Im Januar 1985 auf der CES in den Varianten 130ST (Prototyp) und 520ST (Serie) vorgestellt, und ab Sommer 85 zu kaufen, überzeugte der neue Computer durch seine starke CPU, verschwenderischen 520KByte RAM, integrierte MIDI Schnittstellen und einem Betriebssystem mit grafischer Benutzeroberfläche. Doch vor allem der niedrige Preis von ca. 800$ ab 1986 sollte den ST zum Macintosh Killer machen. Was auch in aggressiven Werbespots zelebriert wurde, die einen Direktvergleich nicht scheuten. Das brachte dem ST schließlich auch den Spitznamen „Jackintosh“ ein.
„Power without the price“ und „Computer for the masses not for the Classes” waren die Slogans, mit denen Tramiel schon zuvor erfolgreich war. Vor allem im Office Bereich wollte man mit dem ST punkten. Doch nach anfänglicher Begeisterung folgte die Ernüchterung. Da der ST unter enormen Zeitdruck entstand, gab es etliche Fehler im System. Reihenweise mussten defekte ST Computer der ersten Serie ausgetauscht werden. Dies kostete Atari letztlich den professionellen Markt. Einige Branchenmagazine witzelten gar über den fehlerhaftesten Computer der jemals erschien.
Primärer Absatzmarkt war dabei Europa und besonders, man glaubt es kaum, Deutschland. Doch auch in Sachen Software und Zubehör war Deutschland ein wichtiger Markt. Viele der bekanntesten Anwendungen wurden hier von kleinen aber feinen Software Häusern geschrieben. Nicht selten auch von Studenten, die sich so eine kleine Einnahmequelle schufen. Keine riesigen anonymen globalen Unternehmen wie es Heute der Fall ist. Überhaupt gab es nur wenige „große“ Software Hersteller, welche auf dem Atari ST veröffentlichten. Vor allem Firmen haben davon jedoch profitiert. Bei einem Problem oder Sonderwunsch hat man mal eben in Heidelberg ( oder wo auch immer ) angerufen und nicht selten kam etwas später per Post die neue angepasste Software. Das soll man mal heute bei Microsoft probieren.
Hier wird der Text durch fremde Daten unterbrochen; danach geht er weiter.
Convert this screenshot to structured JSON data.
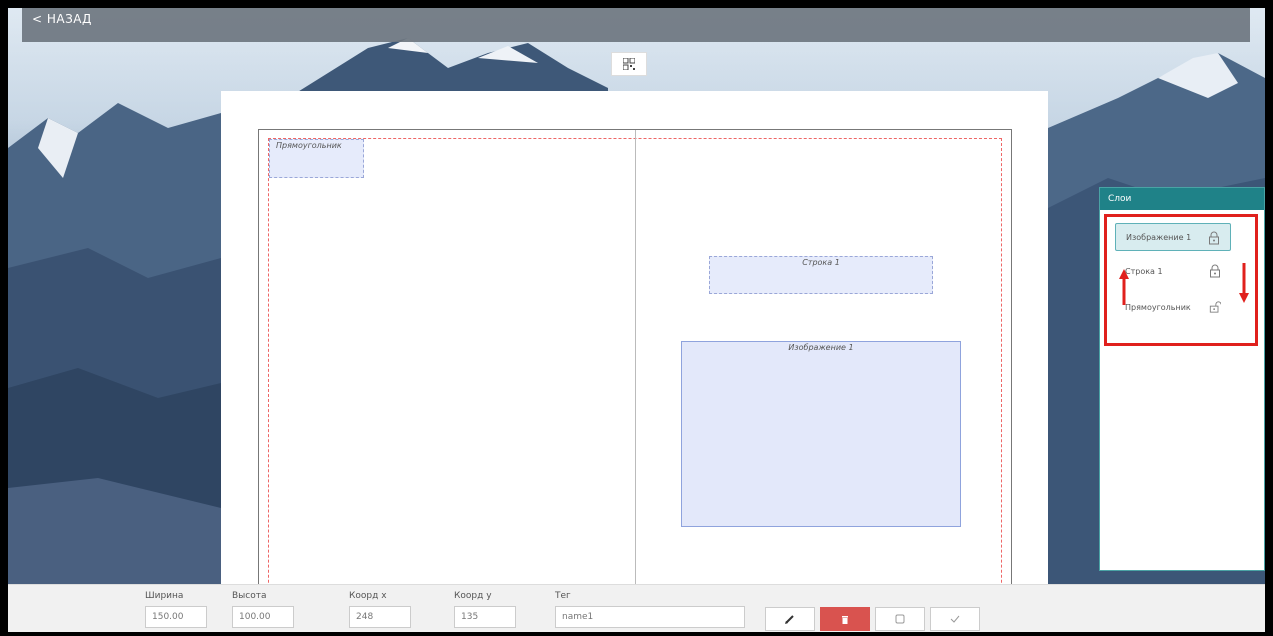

Und auch die Software zeichnete sich durch hohe Leistung für wenig Geld aus. Programme wie die DTP Software Calamus kosteten nur 1/4 ähnlicher Apple Programme, bei vergleichbarem Funktionsumfang. Calamus wird auch heute noch verwendet und existiert als TOS Version, ebenso wie für MacOS und Windows. Interessant dabei ist die Tatsache, dass Calamus über einen integrierten Atari Emulator unter Windows/MacOs läuft. Und das gut 15 Jahre nach dem Ende der Atari Homecomputer. Auch das Textverarbeitungsprogramm Papyrus hat bis heute als Office Suite überlebt. Übrigens, Microsoft Write wurde damals von Atari für den ST vertrieben. Später ging daraus das Word Pad für Windows hervor.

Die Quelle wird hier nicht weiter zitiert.